If we now write for the ratio of these energies we have:

$\frac{\frac{1}{2}MV^2}{\frac{1}{2}mv^2} = \frac{m}{M} \qquad (2)$

The ratio of the kinetic energies is the same as the ratio of the masses (and is independent of velocity). Since the mass of the bullet is much less than that of the shooter there is more kinetic energy transferred to the bullet than to the shooter. Once discharged from the weapon, the bullet's energy decays throughout its flight, until the remainder is dissipated by colliding with a target (e.g. deforming the bullet and target).

## Transfer of energy

When the bullet strikes, its high velocity and small frontal cross-section means that it will exert large stresses in any object it hits. This usually results in it penetrating any soft object, such as flesh. The energy is then dissipated in the wound track formed by the passage of the bullet. See terminal ballistics for a fuller discussion of these effects.

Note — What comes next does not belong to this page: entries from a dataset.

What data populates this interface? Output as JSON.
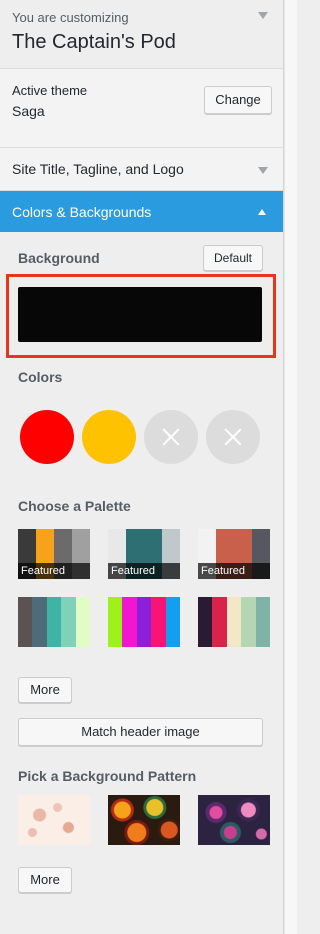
{
  "header": {
    "customizing_label": "You are customizing",
    "site_name": "The Captain's Pod"
  },
  "theme": {
    "label": "Active theme",
    "name": "Saga",
    "change_button": "Change"
  },
  "sections": {
    "site_title": "Site Title, Tagline, and Logo",
    "colors": "Colors & Backgrounds"
  },
  "background": {
    "heading": "Background",
    "default_button": "Default",
    "color": "#070707"
  },
  "colors": {
    "heading": "Colors",
    "swatches": [
      {
        "color": "#ff0000",
        "empty": false
      },
      {
        "color": "#ffc200",
        "empty": false
      },
      {
        "color": "#dcdcdc",
        "empty": true
      },
      {
        "color": "#dcdcdc",
        "empty": true
      }
    ]
  },
  "palettes": {
    "heading": "Choose a Palette",
    "featured_label": "Featured",
    "items": [
      {
        "colors": [
          "#3a3a3a",
          "#f7a21b",
          "#6b6b6b",
          "#a0a0a0"
        ],
        "featured": true
      },
      {
        "colors": [
          "#e8e8e8",
          "#2e6f73",
          "#2e6f73",
          "#bfc9c9"
        ],
        "featured": true
      },
      {
        "colors": [
          "#f2f2f2",
          "#c8604b",
          "#c8604b",
          "#55585f"
        ],
        "featured": true
      },
      {
        "colors": [
          "#5b5352",
          "#4d6b78",
          "#3fb3a4",
          "#7fd1b9",
          "#e2fcc6"
        ],
        "featured": false
      },
      {
        "colors": [
          "#9df219",
          "#f316d0",
          "#8b20d8",
          "#f71474",
          "#139ef1"
        ],
        "featured": false
      },
      {
        "colors": [
          "#2a1b34",
          "#d9234a",
          "#f2e8c6",
          "#b5d6b2",
          "#7fb3a8"
        ],
        "featured": false
      }
    ],
    "more_button": "More",
    "match_button": "Match header image"
  },
  "patterns": {
    "heading": "Pick a Background Pattern",
    "items": [
      {
        "name": "floral-swirl"
      },
      {
        "name": "stained-glass-orbs"
      },
      {
        "name": "kaleidoscope"
      }
    ],
    "more_button": "More"
  }
}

Bulletproof vests work by dissipating the bullet's energy in another way; the vest's material, usually Aramid (Kevlar or Twaron), works by presenting a series of material layers which catch the bullet and spread its imparted force over a larger area, hopefully bringing the round to a stop before it can penetrate into the body. While the vest can prevent a bullet from penetrating, the wearer will still be affected by the kinetic energy of the bullet, which can produce serious internal injuries.